ITALIA E GIAPPONE A CONFRONTO
In base ai dati Istat e Bankitalia, nel 2024 l’Italia ha registrato 129,3 milioni di arrivi turistici e 458,4 milioni di presenze, di cui il 55% (oltre 250 milioni) straniere, per una spesa complessiva di 33,9 miliardi di euro.
In Giappone la Japan national tourism organization ha stimato 36,9 milioni di turisti stranieri nel 2024, con una spesa record di oltre 8.100 miliardi di yen (circa 53 miliardi di dollari).

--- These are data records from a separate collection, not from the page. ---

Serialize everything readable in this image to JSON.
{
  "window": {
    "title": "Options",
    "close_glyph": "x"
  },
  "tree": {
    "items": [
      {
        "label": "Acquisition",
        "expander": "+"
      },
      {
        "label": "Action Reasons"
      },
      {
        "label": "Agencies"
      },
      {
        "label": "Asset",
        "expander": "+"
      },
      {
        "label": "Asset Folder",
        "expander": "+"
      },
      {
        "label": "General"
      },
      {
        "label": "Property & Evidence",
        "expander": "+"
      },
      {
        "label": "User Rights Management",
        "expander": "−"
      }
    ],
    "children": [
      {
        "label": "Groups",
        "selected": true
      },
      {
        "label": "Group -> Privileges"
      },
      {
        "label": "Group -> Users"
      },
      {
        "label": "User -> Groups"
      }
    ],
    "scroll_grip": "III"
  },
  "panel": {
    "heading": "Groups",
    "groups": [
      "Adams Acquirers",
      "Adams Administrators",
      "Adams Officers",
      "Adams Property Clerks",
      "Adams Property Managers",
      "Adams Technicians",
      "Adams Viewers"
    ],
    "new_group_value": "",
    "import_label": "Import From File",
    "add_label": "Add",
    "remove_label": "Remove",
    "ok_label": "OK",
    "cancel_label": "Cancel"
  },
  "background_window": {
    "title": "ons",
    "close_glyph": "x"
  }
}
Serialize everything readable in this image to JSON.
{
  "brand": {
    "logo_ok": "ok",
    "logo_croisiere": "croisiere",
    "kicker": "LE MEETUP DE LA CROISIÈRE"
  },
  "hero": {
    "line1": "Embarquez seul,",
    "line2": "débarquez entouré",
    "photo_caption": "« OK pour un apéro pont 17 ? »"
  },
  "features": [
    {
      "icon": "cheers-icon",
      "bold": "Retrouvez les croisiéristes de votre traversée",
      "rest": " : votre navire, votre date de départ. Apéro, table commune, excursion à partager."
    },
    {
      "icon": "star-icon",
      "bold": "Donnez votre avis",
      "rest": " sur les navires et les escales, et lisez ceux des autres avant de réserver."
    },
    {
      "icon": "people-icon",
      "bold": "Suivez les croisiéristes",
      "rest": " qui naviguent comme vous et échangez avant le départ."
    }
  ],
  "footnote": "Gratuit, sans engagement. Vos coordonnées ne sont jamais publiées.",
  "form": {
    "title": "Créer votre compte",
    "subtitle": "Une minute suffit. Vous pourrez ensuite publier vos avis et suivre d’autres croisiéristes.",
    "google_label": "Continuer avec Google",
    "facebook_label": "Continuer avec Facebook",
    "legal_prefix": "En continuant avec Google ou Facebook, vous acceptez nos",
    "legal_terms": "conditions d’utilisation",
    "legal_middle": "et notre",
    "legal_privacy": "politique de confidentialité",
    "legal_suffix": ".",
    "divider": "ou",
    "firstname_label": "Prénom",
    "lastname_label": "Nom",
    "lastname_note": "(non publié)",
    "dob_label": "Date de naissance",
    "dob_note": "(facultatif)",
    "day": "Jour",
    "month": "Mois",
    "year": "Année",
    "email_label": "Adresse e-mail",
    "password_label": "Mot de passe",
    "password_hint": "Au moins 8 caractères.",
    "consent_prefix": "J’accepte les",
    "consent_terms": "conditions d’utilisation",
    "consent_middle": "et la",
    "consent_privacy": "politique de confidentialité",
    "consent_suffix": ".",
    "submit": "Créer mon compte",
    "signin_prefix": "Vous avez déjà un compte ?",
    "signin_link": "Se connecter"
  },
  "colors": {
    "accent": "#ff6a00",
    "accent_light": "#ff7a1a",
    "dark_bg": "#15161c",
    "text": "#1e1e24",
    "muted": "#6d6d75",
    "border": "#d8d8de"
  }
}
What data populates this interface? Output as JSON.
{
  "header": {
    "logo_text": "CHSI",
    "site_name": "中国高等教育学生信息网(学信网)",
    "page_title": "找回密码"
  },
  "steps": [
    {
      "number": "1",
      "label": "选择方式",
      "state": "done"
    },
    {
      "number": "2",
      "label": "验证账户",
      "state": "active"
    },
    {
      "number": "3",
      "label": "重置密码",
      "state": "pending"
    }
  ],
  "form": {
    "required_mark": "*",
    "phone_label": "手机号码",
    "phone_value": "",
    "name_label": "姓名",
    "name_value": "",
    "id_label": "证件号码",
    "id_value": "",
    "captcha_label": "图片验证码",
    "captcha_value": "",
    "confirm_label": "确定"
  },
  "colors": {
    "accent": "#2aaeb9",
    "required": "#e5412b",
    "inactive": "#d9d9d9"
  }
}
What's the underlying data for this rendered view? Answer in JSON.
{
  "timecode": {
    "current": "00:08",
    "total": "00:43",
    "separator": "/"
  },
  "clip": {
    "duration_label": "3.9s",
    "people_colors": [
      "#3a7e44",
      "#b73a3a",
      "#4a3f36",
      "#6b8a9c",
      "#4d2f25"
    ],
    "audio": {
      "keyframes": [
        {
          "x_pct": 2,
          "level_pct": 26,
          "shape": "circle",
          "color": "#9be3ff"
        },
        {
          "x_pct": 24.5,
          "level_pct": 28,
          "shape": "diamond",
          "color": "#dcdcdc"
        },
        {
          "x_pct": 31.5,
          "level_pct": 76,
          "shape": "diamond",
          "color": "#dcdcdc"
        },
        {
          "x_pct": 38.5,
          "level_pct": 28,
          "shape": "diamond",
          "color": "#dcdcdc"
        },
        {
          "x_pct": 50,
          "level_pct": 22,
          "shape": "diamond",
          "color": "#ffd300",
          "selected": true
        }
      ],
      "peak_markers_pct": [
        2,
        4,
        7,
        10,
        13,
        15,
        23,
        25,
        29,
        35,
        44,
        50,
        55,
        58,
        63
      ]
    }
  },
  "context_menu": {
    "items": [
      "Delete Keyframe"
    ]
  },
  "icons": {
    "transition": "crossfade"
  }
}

Volumi che generano alcune criticità: a Venezia, con circa 25 milioni di visitatori l’anno (di cui il 70% si ferma solo per poche ore) su circa 250.000 residenti, la pressione è ormai strutturale (fonte Boston Consulting Group). Firenze supera i 9 milioni di presenze annue (fonte Istat). D’altra parte, secondo il ministero dell’Ambiente giapponese, nel corso della stagione estiva 2022 sul Monte Fuji sono transitate oltre 160.000 persone.
VIAGGIATORI E OVERTOURISM
Naturalmente la consapevolezza dell’impatto dell’overtourism aumenta anche nella percezione dei viaggiatori. Un’indagine condotta tra gennaio e febbraio 2025 da Roberta Garibaldi evidenzia che quasi la metà (49,8%) ha vissuto nel 2024 un’esperienza condizionata dal sovraffollamento, con un disagio medio di 6 su 10, percentuale che sale al 54% nella fascia 35-44 anni.
Il disagio maggiore? Nel Nord Ovest (53,3% di giudizi tra 7 e 10) e Nord Est (49,5%), più contenuto al Sud (45%). Ed ecco che emergono orientamenti chiari sul futuro: sei italiani su dieci vedono nello sviluppo del turismo rurale un mezzo efficace per redistribuire i flussi e alleggerire le destinazioni più congestionate, mentre il 43% si dichiara disposto a pagare di più per esperienze turistiche sostenibili e meno affollate.
Il 74% degli italiani, inoltre, sostiene il potenziamento dei collegamenti verso le aree interne e il 67% individua nel turismo enogastronomico un’opportunità per valorizzare le filiere produttive locali.
Anche in Giappone le strategie anti-overtourism vanno in questa direzione: secondo il ministero dell’Agricoltura, circa il 30% dei turisti stranieri ha visitato almeno una destinazione rurale nel 2024.